Rezensionen zu "Der Tag, an dem Marilyn starb: Roman"

  1. 4
    08. Mai 2017 

    'Nur die Toten haben das Ende des Krieges gesehen' - Platon

    Dass Kriege überdeutliche Spuren nicht nur in physischer Form bei den direkt Beteiligten hinterlassen, sondern auch deren Angehörige und Freunde in Mitleidenschaft ziehen, hat sicherlich schon oft genug als Stoff für Bücher und Filme gedient. Und nun noch ein Buch zu diesem Thema, also nur Altbekanntes und dies neu verpackt? In gewisser Weise ja, aber die neue Verpackung ist wirklich gut gelungen.

    Im August 1962 erfahren die Kinder Ethie, 11 Jahre, Kipper, 14 Jahre, Frankie, 20 Jahre und der Vater Howard Coulter, dass ihre schöne Mutter Lucy auf einem Boot tot aufgefunden wurde.
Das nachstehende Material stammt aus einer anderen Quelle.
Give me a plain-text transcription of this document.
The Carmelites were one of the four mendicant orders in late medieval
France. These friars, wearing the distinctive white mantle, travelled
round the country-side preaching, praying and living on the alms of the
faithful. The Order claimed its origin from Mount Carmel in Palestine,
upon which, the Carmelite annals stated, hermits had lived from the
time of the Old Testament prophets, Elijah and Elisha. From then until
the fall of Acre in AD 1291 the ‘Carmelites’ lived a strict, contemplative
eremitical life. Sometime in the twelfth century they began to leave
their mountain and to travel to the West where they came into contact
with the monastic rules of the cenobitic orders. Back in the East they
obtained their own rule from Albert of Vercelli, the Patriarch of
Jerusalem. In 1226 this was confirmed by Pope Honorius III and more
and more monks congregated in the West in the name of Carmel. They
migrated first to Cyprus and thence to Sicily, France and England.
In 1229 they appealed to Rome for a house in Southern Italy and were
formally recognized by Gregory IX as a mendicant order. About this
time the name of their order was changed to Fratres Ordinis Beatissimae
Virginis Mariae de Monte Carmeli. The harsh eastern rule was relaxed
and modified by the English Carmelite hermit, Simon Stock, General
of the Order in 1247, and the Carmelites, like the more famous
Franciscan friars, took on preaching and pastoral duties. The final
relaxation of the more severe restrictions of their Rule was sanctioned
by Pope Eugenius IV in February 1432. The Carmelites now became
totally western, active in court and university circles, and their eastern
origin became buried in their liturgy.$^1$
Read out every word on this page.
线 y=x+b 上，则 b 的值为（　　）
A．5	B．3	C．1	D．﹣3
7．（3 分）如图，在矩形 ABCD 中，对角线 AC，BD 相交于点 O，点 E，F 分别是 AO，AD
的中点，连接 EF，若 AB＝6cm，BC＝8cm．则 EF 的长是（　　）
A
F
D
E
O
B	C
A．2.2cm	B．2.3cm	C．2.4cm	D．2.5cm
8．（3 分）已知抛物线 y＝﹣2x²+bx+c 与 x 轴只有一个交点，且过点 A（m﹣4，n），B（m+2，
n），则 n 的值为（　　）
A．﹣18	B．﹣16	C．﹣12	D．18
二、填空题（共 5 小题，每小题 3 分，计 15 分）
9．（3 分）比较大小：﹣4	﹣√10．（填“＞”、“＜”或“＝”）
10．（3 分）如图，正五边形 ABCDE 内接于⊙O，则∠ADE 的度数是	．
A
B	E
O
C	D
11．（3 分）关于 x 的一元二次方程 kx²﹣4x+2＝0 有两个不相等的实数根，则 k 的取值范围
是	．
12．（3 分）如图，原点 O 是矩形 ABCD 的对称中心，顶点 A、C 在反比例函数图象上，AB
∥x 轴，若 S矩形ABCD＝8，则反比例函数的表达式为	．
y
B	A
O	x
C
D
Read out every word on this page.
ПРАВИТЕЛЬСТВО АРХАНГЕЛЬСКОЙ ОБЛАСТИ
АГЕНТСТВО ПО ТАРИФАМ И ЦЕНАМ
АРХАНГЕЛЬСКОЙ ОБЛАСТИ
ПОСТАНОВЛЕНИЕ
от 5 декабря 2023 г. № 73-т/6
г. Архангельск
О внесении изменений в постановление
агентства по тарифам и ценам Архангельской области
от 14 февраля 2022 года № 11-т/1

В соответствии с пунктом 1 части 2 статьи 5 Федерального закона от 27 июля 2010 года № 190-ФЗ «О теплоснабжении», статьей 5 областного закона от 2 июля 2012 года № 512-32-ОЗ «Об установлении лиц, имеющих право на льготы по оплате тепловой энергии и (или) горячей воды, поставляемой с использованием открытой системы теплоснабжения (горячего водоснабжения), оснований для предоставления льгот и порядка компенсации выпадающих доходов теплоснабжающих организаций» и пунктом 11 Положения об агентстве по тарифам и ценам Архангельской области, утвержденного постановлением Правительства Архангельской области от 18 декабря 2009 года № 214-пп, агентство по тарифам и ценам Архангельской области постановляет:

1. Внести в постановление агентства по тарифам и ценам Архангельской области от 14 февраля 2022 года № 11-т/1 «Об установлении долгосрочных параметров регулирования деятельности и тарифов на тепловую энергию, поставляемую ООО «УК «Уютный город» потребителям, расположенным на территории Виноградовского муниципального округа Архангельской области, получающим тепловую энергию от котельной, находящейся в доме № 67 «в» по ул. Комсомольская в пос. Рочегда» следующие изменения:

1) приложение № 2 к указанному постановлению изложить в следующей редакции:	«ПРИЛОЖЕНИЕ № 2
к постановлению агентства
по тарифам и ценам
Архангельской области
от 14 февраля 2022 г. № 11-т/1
Bis zu diesem Zeitpunkt waren sie im großen und ganzen eine glückliche Famile. Nur den Vater scheint seit seiner Rückkehr aus dem 2. Weltkrieg etwas derart zu belasten, dass er immer wieder für mehrere Stunden, manchmal sogar für Tage verschwindet.

    Die Geschichte teilt sich in zwei Erzählstränge: Der eine beschreibt überwiegend aus der Sicht Ethies, wie die Familie mit dem Tod der geliebten Mutter umgeht, der andere Howards Teilnahme am II. Weltkrieg. Er wird in Hongkong stationiert und landet für vier lange Jahre in Kriegsgefangenschaft bei den Japanern. Doch die Schuldgefühle die er verspürt, weil er glaubt für eine grauenvolle Tat verantwortlich zu sein, lassen es nicht zu, dass er während der folgenden Jahre mit seiner Frau über die entsetzlichen Geschehnisse spricht, die ihn immer noch verfolgen. Erst als durch Lucys Tod nicht nur Howard, sondern ihr ganzes Zuhause zu zerbrechen droht, stellt er sich seiner Vergangenheit.

    Milner beschreibt anrührend aber ohne rührselig zu werden, wie die mutterlose Familie mit dem Verlust zurechtkommt. Man spürt die Trauer ebenso wie die Liebe, die zwischen den Geschwistern, aber auch Vater und Kindern herrscht, die Verzweiflung über das Geschehene wie die Freude über die ersten kleinen Lichtblicke. Umso grausamer erscheinen die Schilderungen über das Erlebte in Hongkong während des Krieges, die entsetzlichen Leiden der Menschen sowie die unglaubliche Brutalität die dort zutage tritt.

    Ein gefühlvolles, aber kein kitschiges Buch, das überdeutlich klar macht, dass ein Krieg nicht beendet ist, nur weil die Kriegshandlungen eingestellt wurden. Ehemalige Soldaten, Opfer, die Familien und Freunde werden mit seinen Folgen noch lange zu kämpfen haben.